Women’s rights and film are two things I’ve been passionate about for as long as I can remember. As I child, I spent a huge amount of my free time making videos in iMovie with my friends. In fourth grade, when I saw the documentary My Name Is Malala, I became much more aware of women’s rights and was incredibly inspired. I loved that there was a powerful way to raise awareness through film and storytelling. As a young girl living in Los Angeles, I became particularly aware of the #MeToo movement and was struck by the abuse of power and the difficulties women faced as actresses in the film industry—and so I began to wonder what life was like for women on the other side of the camera. I started researching and quickly found some dramatic statistics and inequities. I was shocked and dismayed to learn of the film industry’s significant gender imbalance when it comes to women being hired for crew roles. Of the 100 top-grossing films in 2018, women accounted for only 18% of producers, 14% of editors, 5% of writers, 4% of directors, and 3% of cinematographers. Additionally, the higher the film budget, the lower the percentage of women in crew roles being hired to work on the movie. I decided to interview people in the film industry to find out why the numbers are so low and to figure out what, if anything, could be done to address this gender gap. My goal was to gain an understanding of the gender bias that women face in their jobs, how it impacts their careers, and ways to improve the numbers.  

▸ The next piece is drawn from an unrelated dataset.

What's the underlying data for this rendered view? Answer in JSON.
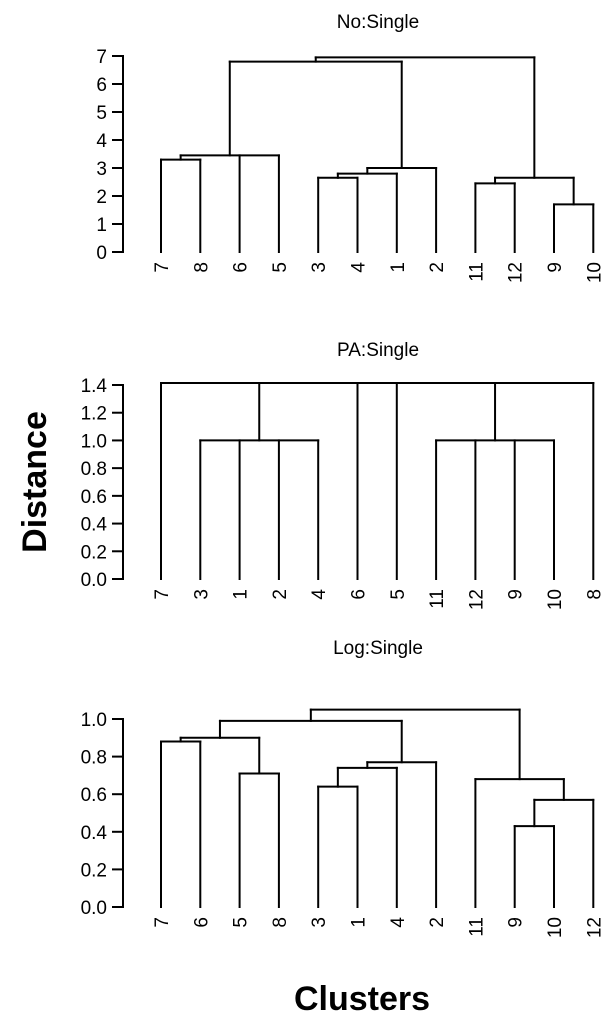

I made my film as an independent studies project when I was in the eighth grade. I had never made a student film before, but I felt passionate about telling this story. I made the film using the tools available to me: iMovie, a point-and-shoot camera, and some lights and audio equipment borrowed from my school. I found people to interview by asking teachers and parents for recommendations and then asking the people I interviewed for more recommendations. Each person I interviewed knew a lot more than I did about how to use a camera and make a film, so I would always ask for suggestions, and I ended up learning a lot as I went. My first interview had blurry footage, uneven audio, and no B-roll (I didn’t even know what that was), but it made me work extra hard in the editing process to piece together a watchable interview, and I made sure to always use two cameras and check that everything was working before doing other interviews. Synching the audio took hours and iMovie was extremely limiting, but I am proud of the final product and especially grateful for how much I learned in the process.

Although the topic I covered in my documentary is heavy, I actually came away from the experience feeling incredibly inspired and hopeful. I interviewed so many smart, determined women who have faced a variety of challenges and still persevered. Having this as a first project could have discouraged me, but it ultimately made me even more determined to be a filmmaker. I loved learning about people’s experiences—good and bad—and the more I found out, the more curious I was. It was interesting hearing from the men that I interviewed about how different their experiences were from the women, and how little they’d had to consider these questions. It just wasn’t an issue for them in the course of their careers. 

When I first pitched my film concept at school, I was asked whether I could name three female directors. Although I knew a lot of male directors, I could only name one female director.  After making my film, I’m happy to say that not only can I name many more female directors (and writers, producers, editors, and cinematographers), I have so many incredible women to look up to and hopefully even work under one day soon.